O trabalho de Hannah, descrito em detalhes, demonstra a paixão pela história, pela técnica e pelo trabalho, por vezes invisível, desses profissionais que se dedicam a resgatar histórias esquecidas, a restaurar objetos marcados pelo tempo, recompondo suas memórias e ajudando a mantê-los para as futuras gerações.

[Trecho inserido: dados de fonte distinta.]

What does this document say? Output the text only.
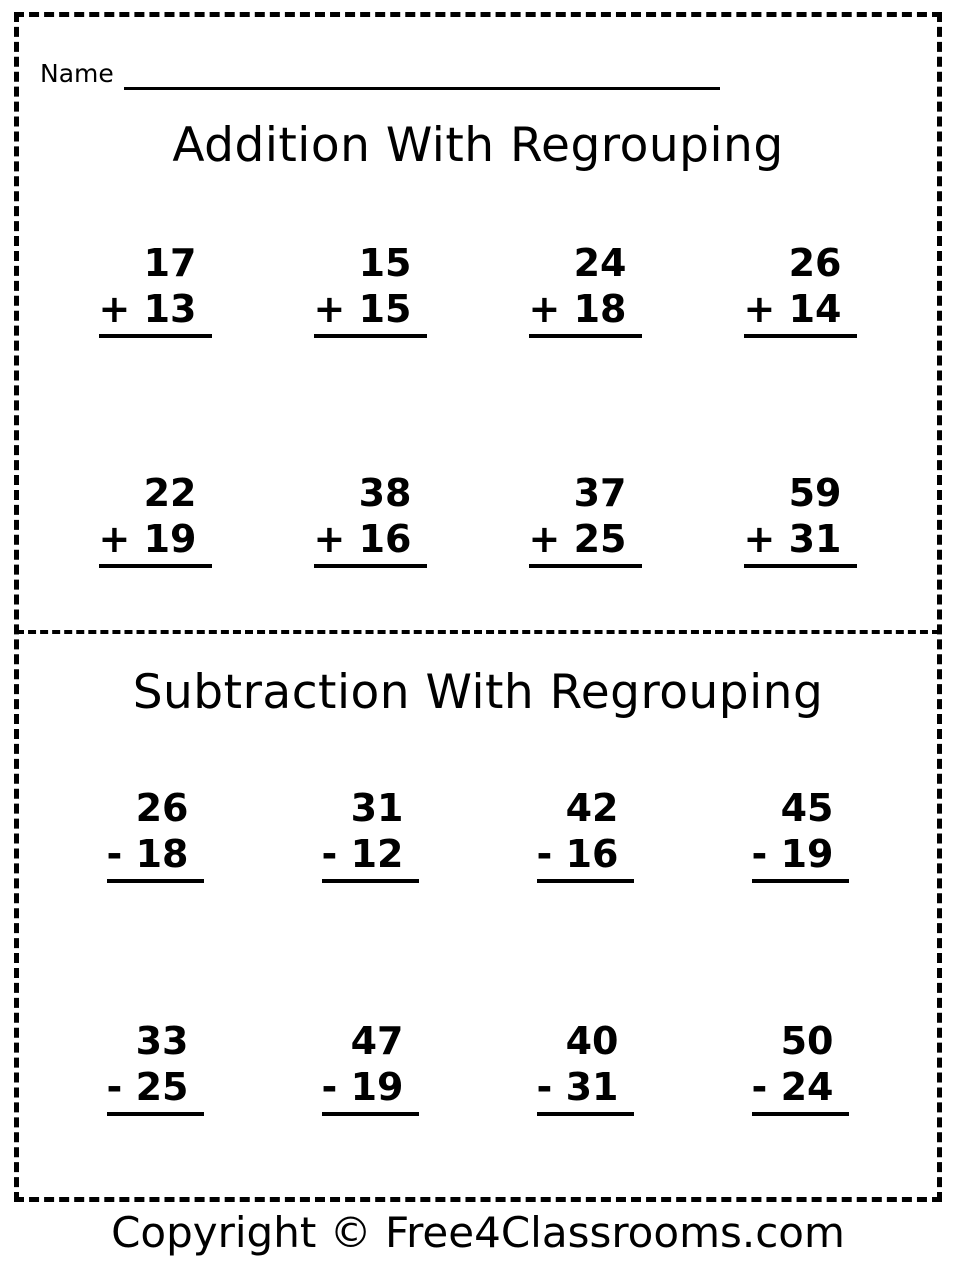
Name
Addition With Regrouping
17
+ 13
15
+ 15
24
+ 18
26
+ 14
22
+ 19
38
+ 16
37
+ 25
59
+ 31
Subtraction With Regrouping
26
- 18
31
- 12
42
- 16
45
- 19
33
- 25
47
- 19
40
- 31
50
- 24
Copyright © Free4Classrooms.com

Mais do que um objeto histórico usado para ensinar a tradição judaica em família, a Hagadá no romance simboliza a sobrevivência e a resistência contra a intolerância. Os diferentes momentos históricos recuperados pela autora demonstram que após períodos de boa convivência e tolerância às diferenças na sociedade, como é o caso da Espanha na época da Convivencia, período citado no romance quando judeus, cristãos e muçulmanos conviviam em relativa paz, houve períodos de grande retrocesso, quando o medo, o ódio e a necessidade de demonizar o outro gerou tragédias. A Inquisição e o nazismo são exemplos disso, e o livro é mais que uma testemunha de todas elas: é um lembrete de que devemos estar atentos diante da possibilidade de retorno a um período sombrio e guiado pela intolerância.
O papel das mulheres
Um dos pontos interessantes do romance é o resgate ficcional de uma possível autoria feminina para o livro sagrado e pelo registro da violência contra as mulheres que a autora descreve em alguns momentos. Sem ter acesso aos estudos como os homens, já que isso lhes era negado, muitas delas desafiaram essas proibições e aprenderam a ler, a pintar e a resistir, e até mesmo a dominar assuntos relacionados à sua própria religião, como o conhecimento da Cabala. Nesse sentido, o livro aponta para as muitas participações femininas em muitas frentes, seja lutando na guerra, seja defendendo outras pessoas de injustiças, posturas geralmente apagadas ou silenciadas da História.
Entre presente e passado
Enquanto as descobertas de Hannah, mesmo com todo o apoio tecnológico e as consultas que faz a especialistas nos mais diversos assuntos e em diferentes cidades do mundo não recuperam totalmente a história de mais de 600 anos da Hagadá, a ficção pode existir para suprir essas ausências. Intercalando presente e passado, somos levados a acompanhar a viagem desse livro medieval importante de modo a imaginar sua história ao longo dos anos. De Sarajevo em 1940, quando a asa de uma borboleta pousou entre a encadernação das páginas e indicou a localização nas montanhas para onde o livro foi levado; a Viena em 1894, quando um encadernador doente vendeu os ricos fechos em prata para custear um tratamento experimental que poderia salvar sua vida; a Veneza em 1609, quando um padre da Inquisição assina as páginas do livro impedindo a sua destruição na fogueira por ser um livro de imensa beleza, Geraldine Brooks nos conduz por uma viagem no tempo, que em alguns momentos se torna um pouco descritiva, mas que consegue manter a curiosidade do leitor acesa para saber o desfecho dessa história.